Differentially Private Distribution Estimation Using Functional Approximation
Ye Tao, Anand D. Sarwate
TL;DR
This work tackles private CDF estimation by projecting the empirical CDF into a finite Legendre polynomial space and privatizing the projection coefficients via the functional mechanism, achieving $(\epsilon,\delta)$-DP. The core contribution, Polynomial Projection (PP), provides a principled balance between accuracy and privacy, with explicit $L_2$ error bounds and favorable behavior in decentralized and incremental-data scenarios. Empirical results show PP is competitive with adaptive quantiles in moderate privacy and outperforms histogram queries, while offering practical advantages for distributed settings and privacy-preserving visualizations. The approach opens avenues for alternative function spaces and high-dimensional extensions, along with a deeper examination of post-processing utilities.
Abstract
The cumulative distribution function (CDF) is fundamental due to its ability to reveal information about random variables, making it essential in studies that require privacy-preserving methods to protect sensitive data.

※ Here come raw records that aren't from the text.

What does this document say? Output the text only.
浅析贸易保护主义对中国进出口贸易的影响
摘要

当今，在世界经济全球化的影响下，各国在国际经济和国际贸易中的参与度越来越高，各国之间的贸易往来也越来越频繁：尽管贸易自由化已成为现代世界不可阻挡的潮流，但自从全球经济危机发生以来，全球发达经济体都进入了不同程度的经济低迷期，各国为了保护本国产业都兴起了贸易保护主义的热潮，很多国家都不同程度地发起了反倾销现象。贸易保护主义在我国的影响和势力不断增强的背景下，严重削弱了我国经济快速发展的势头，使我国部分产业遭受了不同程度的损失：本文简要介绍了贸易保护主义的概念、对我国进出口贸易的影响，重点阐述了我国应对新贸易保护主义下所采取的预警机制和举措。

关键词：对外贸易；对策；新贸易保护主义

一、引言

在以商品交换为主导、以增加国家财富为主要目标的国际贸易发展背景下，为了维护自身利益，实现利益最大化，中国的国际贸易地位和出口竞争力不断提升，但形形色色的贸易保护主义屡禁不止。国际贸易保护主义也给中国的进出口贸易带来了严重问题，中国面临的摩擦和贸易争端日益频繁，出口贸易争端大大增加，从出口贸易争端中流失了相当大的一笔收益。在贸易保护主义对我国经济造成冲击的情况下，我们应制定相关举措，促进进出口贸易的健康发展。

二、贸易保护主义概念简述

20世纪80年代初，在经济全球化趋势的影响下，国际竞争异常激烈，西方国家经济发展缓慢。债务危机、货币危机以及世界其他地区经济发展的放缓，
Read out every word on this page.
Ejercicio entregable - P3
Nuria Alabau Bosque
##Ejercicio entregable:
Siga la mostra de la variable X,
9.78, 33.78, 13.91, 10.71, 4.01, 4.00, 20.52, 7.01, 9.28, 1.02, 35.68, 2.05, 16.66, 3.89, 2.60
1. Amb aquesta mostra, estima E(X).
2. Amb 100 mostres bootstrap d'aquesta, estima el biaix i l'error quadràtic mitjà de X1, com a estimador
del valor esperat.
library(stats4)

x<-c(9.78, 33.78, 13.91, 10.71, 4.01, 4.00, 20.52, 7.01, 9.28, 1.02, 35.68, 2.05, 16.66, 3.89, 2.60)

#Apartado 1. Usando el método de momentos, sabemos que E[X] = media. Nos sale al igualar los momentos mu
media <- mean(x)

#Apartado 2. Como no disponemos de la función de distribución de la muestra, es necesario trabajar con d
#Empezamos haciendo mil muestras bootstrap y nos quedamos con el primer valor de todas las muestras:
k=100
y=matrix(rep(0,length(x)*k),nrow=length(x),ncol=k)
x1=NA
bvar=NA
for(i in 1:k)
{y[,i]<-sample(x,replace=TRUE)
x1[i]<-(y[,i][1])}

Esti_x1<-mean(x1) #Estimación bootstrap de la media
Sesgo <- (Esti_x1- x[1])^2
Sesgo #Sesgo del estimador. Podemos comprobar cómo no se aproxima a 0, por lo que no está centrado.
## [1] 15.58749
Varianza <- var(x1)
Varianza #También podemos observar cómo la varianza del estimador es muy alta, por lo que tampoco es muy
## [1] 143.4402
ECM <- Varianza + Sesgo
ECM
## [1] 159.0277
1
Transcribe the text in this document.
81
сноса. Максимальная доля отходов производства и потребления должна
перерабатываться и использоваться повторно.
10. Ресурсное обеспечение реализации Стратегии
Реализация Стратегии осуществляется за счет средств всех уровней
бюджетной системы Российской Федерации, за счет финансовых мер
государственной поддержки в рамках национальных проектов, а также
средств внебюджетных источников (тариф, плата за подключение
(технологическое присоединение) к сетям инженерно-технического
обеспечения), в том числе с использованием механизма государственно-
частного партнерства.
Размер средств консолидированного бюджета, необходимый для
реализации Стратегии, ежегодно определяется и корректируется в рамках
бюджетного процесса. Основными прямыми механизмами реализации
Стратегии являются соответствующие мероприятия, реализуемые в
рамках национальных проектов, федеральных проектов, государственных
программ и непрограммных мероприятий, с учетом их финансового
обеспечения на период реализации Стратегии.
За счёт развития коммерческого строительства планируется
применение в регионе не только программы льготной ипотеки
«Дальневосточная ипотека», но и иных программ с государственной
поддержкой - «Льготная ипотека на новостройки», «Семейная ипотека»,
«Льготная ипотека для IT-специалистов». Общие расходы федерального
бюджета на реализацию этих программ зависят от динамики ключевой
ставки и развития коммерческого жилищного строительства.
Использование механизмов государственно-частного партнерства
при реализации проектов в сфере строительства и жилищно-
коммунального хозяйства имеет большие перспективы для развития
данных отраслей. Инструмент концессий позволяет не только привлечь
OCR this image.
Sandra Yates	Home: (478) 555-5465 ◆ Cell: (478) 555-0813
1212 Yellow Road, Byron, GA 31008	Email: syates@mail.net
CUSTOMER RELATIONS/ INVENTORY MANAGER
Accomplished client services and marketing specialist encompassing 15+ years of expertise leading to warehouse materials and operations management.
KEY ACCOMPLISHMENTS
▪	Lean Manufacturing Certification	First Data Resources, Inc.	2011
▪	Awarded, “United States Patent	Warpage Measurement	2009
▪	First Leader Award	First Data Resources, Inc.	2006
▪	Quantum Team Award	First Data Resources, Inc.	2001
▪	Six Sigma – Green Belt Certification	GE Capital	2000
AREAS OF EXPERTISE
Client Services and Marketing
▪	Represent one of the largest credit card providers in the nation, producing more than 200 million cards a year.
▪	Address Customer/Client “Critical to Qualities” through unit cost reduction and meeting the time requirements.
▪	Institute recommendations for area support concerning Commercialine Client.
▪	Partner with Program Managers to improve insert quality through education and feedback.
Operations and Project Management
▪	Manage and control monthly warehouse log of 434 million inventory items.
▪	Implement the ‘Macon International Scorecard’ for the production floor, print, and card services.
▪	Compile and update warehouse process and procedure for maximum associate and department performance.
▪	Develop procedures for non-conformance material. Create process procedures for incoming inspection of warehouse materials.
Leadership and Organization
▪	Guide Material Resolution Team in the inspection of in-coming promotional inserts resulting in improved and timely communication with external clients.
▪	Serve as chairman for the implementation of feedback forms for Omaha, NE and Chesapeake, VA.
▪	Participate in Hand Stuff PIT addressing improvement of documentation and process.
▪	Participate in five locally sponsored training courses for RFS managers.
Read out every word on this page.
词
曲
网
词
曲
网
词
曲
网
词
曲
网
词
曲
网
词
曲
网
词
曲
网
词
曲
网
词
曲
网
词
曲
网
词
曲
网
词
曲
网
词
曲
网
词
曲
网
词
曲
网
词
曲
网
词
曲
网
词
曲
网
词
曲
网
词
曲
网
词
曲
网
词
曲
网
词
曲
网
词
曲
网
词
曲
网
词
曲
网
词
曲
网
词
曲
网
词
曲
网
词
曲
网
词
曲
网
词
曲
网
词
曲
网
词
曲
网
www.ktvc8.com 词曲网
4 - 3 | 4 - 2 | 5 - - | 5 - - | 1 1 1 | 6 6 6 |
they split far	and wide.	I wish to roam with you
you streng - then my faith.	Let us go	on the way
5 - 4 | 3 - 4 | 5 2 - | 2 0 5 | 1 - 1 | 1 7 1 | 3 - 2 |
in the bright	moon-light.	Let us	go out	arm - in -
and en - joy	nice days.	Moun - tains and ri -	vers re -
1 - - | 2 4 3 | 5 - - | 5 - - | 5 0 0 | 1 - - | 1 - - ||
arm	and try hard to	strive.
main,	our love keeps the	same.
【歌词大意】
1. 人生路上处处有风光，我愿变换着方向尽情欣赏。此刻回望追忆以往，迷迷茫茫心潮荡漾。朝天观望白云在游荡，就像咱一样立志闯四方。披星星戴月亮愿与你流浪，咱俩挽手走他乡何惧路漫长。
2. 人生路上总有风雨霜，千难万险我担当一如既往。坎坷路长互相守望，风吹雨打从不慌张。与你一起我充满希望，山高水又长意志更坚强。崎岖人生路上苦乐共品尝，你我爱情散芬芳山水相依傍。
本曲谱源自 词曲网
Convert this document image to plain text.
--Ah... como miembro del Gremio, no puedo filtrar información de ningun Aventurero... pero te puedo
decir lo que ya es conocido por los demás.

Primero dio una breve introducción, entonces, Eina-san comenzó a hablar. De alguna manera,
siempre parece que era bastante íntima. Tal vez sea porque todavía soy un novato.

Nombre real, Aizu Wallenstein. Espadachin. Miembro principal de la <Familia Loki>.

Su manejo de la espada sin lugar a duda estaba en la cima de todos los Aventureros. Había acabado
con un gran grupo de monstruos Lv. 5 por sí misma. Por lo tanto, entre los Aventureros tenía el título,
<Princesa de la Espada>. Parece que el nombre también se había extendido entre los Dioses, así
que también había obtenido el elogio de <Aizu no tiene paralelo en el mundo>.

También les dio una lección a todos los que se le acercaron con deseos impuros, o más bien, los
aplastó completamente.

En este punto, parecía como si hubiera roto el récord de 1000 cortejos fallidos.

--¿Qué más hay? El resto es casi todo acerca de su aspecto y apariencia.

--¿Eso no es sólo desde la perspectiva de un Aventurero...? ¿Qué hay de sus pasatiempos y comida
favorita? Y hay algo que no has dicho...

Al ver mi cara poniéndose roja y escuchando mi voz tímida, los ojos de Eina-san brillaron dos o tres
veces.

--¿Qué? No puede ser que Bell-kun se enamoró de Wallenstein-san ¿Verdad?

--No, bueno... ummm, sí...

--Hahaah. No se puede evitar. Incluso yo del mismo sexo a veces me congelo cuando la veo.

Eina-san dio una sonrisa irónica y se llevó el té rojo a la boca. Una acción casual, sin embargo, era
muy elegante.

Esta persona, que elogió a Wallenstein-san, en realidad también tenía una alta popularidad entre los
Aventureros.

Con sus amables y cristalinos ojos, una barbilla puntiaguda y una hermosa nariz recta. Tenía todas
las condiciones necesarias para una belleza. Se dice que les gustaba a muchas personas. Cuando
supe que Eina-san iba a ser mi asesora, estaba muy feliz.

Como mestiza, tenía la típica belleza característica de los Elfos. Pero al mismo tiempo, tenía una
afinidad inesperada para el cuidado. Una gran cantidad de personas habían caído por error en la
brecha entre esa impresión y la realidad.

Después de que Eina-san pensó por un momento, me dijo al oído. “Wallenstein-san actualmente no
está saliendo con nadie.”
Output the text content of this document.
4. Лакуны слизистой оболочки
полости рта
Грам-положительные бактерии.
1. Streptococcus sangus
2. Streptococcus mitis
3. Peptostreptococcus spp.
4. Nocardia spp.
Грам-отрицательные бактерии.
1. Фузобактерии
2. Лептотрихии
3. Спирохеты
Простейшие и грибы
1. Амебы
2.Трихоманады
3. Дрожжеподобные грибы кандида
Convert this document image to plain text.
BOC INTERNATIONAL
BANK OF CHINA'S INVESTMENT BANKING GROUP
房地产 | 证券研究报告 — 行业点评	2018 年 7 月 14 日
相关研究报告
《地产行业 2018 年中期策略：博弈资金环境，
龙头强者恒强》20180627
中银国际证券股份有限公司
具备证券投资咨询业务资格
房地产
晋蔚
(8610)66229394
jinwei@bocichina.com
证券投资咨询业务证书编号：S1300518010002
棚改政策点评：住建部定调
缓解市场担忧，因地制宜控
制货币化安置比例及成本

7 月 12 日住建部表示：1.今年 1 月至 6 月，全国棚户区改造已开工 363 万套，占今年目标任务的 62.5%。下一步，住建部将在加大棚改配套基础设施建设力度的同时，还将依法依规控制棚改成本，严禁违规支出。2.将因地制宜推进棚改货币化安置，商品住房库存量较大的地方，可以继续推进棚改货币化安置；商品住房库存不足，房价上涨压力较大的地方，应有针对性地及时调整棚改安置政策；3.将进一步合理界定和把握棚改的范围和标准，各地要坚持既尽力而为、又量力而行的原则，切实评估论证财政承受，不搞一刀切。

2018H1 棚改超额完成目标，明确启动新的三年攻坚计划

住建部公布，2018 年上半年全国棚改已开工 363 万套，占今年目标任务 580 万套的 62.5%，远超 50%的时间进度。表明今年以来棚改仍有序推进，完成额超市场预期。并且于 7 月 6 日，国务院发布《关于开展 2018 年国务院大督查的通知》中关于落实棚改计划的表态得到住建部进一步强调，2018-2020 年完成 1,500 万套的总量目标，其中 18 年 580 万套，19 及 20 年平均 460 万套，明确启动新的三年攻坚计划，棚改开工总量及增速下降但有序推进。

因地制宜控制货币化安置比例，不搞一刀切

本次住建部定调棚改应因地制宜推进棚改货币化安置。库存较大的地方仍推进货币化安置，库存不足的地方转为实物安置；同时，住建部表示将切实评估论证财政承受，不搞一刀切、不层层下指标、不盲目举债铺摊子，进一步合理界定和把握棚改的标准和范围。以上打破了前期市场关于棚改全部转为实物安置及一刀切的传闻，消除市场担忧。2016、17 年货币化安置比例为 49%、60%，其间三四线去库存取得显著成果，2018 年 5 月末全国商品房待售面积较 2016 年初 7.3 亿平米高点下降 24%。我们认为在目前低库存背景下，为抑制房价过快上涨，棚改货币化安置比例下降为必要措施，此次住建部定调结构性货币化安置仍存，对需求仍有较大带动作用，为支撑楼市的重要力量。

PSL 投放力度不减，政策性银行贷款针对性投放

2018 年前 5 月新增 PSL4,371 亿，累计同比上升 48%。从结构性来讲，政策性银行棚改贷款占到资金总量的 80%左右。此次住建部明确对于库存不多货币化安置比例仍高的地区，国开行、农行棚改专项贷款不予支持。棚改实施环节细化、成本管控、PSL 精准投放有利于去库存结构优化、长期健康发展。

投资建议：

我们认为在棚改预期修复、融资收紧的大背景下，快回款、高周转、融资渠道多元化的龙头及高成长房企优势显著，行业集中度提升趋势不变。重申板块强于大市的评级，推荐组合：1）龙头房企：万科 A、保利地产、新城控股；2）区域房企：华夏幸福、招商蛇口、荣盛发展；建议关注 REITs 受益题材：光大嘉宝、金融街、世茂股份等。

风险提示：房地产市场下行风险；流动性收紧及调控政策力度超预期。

This paper introduces a novel privacy-preserving CDF method inspired by the functional analysis and functional mechanism. Our approach projects the empirical CDF into a predefined space, approximating it using specific functions, and protects the coefficients to achieve a differentially private empirical CDF. Compared to existing methods like histogram queries and adaptive quantiles, our method is preferable in decentralized settings and scenarios where CDFs must be updated with newly collected data.